The hockey stick chain guard is correct for your bike...also I believe the chainring is correct? I've owned several SK's and some came with predrilled holes. I have a "Wing Bar" that has the drilled holes in the chainring and the hockey stick chain guard. I also have a Duralium with the pie crust chainguard, it's very similar to the featured bike except it has blue fenders.


----------



## JOEL (Mar 2, 2012)

The drilled chainring is used on models with and without the pie crust. It looks like you have most of the hard parts. The rims are scarce with good chrome but yours at least look functional. The battery can is a hard one too. Could use a Silver Ray or Delta Horn/Light. A locksmith can make a key for the fork lock.

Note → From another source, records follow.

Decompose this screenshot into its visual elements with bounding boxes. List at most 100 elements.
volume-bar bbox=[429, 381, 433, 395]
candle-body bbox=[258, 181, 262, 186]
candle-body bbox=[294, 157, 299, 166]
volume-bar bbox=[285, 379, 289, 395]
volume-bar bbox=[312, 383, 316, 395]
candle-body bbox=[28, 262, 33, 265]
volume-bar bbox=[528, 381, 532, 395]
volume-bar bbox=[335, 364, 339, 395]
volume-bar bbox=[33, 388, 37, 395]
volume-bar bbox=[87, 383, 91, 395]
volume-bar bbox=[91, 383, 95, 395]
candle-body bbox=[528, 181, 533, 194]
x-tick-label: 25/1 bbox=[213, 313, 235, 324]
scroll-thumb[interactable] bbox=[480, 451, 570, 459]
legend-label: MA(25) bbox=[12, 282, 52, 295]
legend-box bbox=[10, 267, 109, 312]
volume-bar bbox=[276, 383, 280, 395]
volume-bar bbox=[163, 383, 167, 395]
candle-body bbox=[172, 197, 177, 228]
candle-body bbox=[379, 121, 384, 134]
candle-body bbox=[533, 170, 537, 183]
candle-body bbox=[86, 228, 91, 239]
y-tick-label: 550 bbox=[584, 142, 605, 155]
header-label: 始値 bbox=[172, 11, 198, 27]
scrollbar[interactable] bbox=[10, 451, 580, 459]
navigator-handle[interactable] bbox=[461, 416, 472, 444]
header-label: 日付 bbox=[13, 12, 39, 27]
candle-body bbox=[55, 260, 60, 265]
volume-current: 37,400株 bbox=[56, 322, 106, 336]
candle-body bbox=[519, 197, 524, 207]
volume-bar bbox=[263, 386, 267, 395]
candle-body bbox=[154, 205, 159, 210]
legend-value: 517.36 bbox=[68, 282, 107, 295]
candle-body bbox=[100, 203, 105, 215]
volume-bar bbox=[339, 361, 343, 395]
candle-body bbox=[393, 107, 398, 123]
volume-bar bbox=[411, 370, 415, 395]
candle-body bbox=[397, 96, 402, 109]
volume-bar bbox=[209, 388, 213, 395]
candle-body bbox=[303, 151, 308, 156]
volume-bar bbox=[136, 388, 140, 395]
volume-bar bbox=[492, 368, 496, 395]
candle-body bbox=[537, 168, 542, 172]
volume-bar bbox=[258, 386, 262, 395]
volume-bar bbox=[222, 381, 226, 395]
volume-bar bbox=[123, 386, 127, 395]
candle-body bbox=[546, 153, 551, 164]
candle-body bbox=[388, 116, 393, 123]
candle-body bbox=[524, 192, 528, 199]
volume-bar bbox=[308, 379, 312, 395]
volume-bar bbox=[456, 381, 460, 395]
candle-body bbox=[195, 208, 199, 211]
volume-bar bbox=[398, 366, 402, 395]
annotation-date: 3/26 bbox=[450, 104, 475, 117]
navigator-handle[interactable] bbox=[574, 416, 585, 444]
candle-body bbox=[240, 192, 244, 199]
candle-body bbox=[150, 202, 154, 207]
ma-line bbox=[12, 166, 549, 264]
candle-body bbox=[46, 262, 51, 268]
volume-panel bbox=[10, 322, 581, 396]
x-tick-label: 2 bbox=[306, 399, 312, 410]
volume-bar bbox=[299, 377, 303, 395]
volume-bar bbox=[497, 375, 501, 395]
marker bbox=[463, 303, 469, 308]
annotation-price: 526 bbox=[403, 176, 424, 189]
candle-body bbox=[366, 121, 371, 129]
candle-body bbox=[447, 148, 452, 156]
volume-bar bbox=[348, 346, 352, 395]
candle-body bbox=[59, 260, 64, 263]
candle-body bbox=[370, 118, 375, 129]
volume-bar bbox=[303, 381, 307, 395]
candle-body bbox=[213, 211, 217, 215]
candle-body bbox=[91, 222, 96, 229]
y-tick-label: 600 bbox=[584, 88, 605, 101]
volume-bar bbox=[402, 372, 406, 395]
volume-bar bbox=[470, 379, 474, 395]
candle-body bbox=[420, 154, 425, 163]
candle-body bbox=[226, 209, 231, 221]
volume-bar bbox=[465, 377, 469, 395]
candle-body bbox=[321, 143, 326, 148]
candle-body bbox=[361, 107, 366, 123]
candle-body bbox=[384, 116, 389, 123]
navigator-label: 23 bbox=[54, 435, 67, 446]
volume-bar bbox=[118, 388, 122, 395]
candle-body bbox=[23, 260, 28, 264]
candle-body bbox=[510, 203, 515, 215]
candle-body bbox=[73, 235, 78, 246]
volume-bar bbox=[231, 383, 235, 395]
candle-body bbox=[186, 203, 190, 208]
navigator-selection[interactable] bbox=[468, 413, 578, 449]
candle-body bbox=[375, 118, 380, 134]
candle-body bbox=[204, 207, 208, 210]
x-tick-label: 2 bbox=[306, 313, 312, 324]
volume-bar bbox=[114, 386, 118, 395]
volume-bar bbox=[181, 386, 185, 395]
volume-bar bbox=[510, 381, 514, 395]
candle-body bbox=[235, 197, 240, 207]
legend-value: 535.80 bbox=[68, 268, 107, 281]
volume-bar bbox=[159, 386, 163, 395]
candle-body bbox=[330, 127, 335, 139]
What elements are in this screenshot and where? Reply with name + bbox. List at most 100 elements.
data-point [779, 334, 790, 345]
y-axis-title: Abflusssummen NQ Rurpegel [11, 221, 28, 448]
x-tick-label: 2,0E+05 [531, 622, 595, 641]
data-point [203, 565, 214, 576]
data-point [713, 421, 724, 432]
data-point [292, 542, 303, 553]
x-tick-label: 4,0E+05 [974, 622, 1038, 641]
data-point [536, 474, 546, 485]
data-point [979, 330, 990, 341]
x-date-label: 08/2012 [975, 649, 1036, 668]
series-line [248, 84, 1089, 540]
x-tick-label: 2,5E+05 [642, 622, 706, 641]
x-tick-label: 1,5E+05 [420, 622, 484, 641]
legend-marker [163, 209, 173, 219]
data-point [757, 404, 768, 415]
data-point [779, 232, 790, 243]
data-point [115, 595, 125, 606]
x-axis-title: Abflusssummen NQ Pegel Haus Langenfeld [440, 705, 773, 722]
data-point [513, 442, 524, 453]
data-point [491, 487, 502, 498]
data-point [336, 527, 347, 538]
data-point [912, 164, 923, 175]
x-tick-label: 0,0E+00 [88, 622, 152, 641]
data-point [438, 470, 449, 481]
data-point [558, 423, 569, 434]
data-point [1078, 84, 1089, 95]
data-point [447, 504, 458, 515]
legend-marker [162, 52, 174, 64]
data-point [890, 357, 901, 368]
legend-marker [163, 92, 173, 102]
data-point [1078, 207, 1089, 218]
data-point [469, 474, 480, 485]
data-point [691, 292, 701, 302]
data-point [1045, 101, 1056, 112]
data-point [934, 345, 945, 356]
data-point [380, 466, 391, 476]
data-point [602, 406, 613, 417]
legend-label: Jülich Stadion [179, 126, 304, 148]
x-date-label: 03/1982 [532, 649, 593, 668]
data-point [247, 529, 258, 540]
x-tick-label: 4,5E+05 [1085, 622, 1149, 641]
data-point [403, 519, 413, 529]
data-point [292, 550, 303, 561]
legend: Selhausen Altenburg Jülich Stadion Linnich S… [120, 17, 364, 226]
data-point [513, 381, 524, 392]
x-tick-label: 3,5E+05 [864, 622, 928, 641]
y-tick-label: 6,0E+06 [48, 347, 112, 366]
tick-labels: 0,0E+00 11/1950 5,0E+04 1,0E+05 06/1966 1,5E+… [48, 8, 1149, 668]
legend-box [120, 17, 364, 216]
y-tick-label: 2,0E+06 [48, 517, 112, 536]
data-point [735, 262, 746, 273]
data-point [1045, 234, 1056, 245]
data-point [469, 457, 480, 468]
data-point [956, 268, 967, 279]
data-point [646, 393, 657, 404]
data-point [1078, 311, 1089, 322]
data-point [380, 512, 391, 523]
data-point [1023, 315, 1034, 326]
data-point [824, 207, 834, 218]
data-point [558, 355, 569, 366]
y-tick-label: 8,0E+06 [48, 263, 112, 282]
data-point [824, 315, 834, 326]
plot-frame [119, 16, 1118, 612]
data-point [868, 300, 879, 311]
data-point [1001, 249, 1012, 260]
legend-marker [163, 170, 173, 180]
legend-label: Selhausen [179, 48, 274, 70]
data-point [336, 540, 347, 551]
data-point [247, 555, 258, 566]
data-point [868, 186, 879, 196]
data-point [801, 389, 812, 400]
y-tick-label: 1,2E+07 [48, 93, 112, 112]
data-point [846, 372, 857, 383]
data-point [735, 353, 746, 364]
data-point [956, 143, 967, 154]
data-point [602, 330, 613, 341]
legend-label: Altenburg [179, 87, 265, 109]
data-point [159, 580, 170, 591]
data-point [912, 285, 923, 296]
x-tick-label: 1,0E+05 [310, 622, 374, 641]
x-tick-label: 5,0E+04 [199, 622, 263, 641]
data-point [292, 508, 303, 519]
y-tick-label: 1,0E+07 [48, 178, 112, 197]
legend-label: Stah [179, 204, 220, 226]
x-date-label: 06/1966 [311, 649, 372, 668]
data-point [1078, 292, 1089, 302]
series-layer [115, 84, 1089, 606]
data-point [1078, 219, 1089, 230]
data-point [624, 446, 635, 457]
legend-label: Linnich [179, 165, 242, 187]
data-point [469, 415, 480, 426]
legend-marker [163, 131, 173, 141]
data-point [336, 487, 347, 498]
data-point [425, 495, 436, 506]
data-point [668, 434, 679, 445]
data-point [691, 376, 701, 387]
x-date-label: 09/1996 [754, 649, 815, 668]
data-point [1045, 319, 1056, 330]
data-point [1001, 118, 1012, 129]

You will be surprised how well that aluminum will clean up.


----------



## fordsnake (Mar 2, 2012)

Here's a little something for inspiration, enjoy!


----------



## Rear Facing Drop Out (Mar 2, 2012)

*Silver king*

Cool bike. Will clean up well. Wrong saddle and pedals, bars and neck look steel to me, but the guard is right. Always two ways to go, full correct resto...$$$ or get it up and riding! I have a nice chrome pair of rims with WW's but need a good buck. I have seen these rims painted and the bikes look cool too. careful with the fenders.. if you want to paint a pair let me know or look for a pair of steel ones. These should be rolled out and preserved...


----------



## Adamtinkerer (Mar 2, 2012)

According to the NBJ Monark serial # list, 3601-8100 were all 1935 #s. Of course, any of these lists are subject to interpretation!


----------